The take-away: do it now. Don’t stop. Push. Get it done. And thank the Lord for every single day.

4. On the writing front, I’ve begun to pack all my education and history references up into boxes to be moved to our next abode, almost certainly a rental. No plans to do any writing until we get at least a little settled.

Musically, however, I’ve been greatly inspired by the almost 40 year old music I dug up while packing. It’s both inspiring and depressing – I think I have some real talent which, instead of being developed over the last 4 decades, has moldered. So, now, as an old man, I’m trying to rekindle the fire. All I really want is to give it one big try, finish a small set of compositions, and send them off to some real musicians for feedback and – a guy has got to dream – perhaps performance. It either works or it doesn’t, but I owe it to myself to give it a shot.
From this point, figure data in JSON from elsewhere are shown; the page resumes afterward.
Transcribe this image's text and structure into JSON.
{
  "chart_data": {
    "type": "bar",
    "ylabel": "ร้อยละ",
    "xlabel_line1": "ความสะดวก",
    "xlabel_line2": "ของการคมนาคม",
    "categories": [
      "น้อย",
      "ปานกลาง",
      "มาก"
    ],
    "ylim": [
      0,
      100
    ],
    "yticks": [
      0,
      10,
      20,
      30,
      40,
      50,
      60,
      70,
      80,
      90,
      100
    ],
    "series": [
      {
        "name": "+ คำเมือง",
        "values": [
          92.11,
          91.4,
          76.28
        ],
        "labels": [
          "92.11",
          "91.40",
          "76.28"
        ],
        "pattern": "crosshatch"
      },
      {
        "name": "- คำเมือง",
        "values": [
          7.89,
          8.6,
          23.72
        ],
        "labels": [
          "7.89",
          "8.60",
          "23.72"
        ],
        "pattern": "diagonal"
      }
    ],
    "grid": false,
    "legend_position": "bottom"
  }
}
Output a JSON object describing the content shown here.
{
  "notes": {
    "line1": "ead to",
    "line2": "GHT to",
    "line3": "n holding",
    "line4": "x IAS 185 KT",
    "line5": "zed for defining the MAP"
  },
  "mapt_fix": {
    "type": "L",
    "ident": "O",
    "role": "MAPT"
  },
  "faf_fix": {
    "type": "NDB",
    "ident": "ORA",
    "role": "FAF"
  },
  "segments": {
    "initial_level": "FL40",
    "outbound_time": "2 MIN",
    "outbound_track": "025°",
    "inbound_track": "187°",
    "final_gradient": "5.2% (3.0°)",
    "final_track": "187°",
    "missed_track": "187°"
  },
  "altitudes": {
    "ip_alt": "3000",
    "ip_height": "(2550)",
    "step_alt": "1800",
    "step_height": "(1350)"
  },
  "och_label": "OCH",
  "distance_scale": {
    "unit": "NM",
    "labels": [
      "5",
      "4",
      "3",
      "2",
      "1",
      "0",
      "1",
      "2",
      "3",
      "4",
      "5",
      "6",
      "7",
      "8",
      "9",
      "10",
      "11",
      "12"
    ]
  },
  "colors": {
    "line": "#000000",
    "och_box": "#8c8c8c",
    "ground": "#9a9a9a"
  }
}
So, I’ve been working on some pieces, usually in the morning after breakfast before I get going on home projects, and in the evening after I’ve cleaned up the day’s work. So far,so good. We’ll see.

Further bulletins as events warrant. Both Severain and Briggs have been on fire lately, but I have little time to comment. And I still want to comment on the comments made here lo, these weeks ago now. Maybe after the move?